Religious issues distress several of Suri’s characters,
including the Hindu Asrani family on the first floor and the Muslim Jalals on
the second. Kavita, the beautiful, teenage Asrani daughter, must choose between
the high-class Hindu engineer her parents have selected for her, and her true
love, Salim Jalal. Kavita and Salim’s secret relationship places a huge strain
on the entire apartment community. Vishnu agrees to become their “alerter,”

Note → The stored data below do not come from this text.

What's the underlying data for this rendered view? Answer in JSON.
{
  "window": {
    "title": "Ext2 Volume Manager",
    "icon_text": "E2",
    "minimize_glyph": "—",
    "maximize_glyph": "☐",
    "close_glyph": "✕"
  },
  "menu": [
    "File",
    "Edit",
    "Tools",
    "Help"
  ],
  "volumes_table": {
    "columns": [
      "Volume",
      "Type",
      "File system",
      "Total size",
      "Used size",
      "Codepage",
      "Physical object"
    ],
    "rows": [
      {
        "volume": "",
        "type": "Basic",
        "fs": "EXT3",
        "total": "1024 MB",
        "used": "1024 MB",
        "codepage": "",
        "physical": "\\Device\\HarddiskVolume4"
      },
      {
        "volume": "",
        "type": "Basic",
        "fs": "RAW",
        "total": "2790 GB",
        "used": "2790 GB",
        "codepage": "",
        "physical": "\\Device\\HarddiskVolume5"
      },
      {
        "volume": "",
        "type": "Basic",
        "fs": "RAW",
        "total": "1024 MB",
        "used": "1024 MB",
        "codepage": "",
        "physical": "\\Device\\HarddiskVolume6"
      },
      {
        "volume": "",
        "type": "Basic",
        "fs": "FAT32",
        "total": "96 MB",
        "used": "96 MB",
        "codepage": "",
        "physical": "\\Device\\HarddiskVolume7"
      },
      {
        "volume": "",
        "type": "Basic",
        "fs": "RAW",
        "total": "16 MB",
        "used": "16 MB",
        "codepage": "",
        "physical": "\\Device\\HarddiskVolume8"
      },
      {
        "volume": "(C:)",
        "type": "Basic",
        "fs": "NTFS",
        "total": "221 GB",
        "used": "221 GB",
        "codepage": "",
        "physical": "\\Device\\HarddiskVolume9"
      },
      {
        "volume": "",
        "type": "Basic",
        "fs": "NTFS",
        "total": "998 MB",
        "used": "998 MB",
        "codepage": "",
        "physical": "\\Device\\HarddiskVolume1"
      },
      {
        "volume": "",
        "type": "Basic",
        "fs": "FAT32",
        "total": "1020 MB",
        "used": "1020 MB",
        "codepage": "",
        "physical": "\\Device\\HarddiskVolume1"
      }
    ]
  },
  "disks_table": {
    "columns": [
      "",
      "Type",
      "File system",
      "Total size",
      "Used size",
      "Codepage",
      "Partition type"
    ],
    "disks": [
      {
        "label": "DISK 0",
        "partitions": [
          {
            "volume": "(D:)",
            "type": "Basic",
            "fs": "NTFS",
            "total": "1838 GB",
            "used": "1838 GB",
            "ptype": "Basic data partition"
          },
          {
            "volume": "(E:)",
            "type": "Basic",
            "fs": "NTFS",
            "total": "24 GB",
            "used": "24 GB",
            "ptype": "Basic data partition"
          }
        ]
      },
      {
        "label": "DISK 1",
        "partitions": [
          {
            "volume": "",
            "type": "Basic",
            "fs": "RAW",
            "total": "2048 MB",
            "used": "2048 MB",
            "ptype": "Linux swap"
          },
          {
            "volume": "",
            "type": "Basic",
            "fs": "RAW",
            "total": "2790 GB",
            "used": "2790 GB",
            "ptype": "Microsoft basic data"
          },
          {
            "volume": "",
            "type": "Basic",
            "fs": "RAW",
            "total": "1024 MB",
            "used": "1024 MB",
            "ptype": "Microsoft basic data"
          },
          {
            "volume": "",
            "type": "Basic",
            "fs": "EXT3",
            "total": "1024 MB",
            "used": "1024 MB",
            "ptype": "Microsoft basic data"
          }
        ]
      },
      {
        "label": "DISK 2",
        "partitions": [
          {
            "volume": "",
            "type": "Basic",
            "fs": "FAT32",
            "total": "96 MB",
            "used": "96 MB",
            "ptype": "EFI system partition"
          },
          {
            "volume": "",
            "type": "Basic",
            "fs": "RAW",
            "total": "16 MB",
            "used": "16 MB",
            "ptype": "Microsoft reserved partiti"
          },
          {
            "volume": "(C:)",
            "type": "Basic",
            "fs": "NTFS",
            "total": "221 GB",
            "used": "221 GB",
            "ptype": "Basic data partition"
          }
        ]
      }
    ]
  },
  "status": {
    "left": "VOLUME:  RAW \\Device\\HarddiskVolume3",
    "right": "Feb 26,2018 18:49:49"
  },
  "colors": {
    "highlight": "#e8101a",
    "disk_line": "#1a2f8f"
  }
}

and shares vicariously in the dangerous lust and innocent beauty of first-time
love.
Meanwhile, Salim’s father, Ahmed Jalal, in his deep
effort to understand the obstinacy and hysteria of religion, is determined to
experience “this thing they call faith.” Rejecting his intellectualism in
favor of enlightenment, he begins to leave his wife at night and sleep wrapped
up in the calm darkness of Vishnu’s body. It is at these points in The
Death of Vishnu that Suri’s novel crosses the threshold between awesome
and extraordinary. Suri’s detailed account of Jalal’s vision of Vishnu is so
exquisitely crafted that it almost seems to be an out-of-body experience for the
reader as well.
…and then he was
overcome with a sense of oneness, all touch and feeling subsiding, all thought
and emotion fading, the intensity of the vision engulfing him in all its
splendor, and once fully encapsulated, an unexpected peace descending, a quiet,
a solitude, a meditative calm, and then, finally, sleep, pure and silent,
unusually deep.
Suri uniquely plays on the capacity of food to conjure deep
emotions and memories of the past. Kavita often brings Vishnu his morning tea,
sustaining and comforting the dying man as he drinks the hot liquid that infuses
the cool morning air with scents of clove and cardamom. With this offering to
Vishnu, the old man recalls his love for the lusty and beautiful Padmini, and
his hunger for the affection that she would not return to him. In Vishnu’s
vivid memories, hot bhajia, or chili
fritters, remind Padmini of the times when her mother would fry up extra batches
because she loved them so much. Vishnu, wanting to “touch her, taste her,
breathe her in,” uses the power of food to entice Padmini to expose her past
to him—every bit she opens up is a step towards the chance that she will love
him.
However, food can also be a destructive force. The deep-set
animosity between Mrs. Asrani and Mrs. Pathak results from petty arguments over
miniscule amounts of ghee and
gur. In these scenes, Suri recognizes the futility of human life, often
abruptly switching to descriptions of Vishnu’s exorcism: his desertion of the
body and his ascent to immortality. The squabbles of Mrs. Asrani and her
neighbor seem especially trivial when compared to Vishnu’s deeper sense of
being.
Suri’s literary debut is a stunning, poignant
combination of starkly contrasting worlds. The seemingly mundane Bombay
metropolis is fused with the beauty and depth of Hindu mythology in this
impressive literary accomplishment. Reading The
Death of Vishnu, I was overtaken by both fantasy and reality, and emerged
with a new view of our own bizarre, maddening, beautiful world.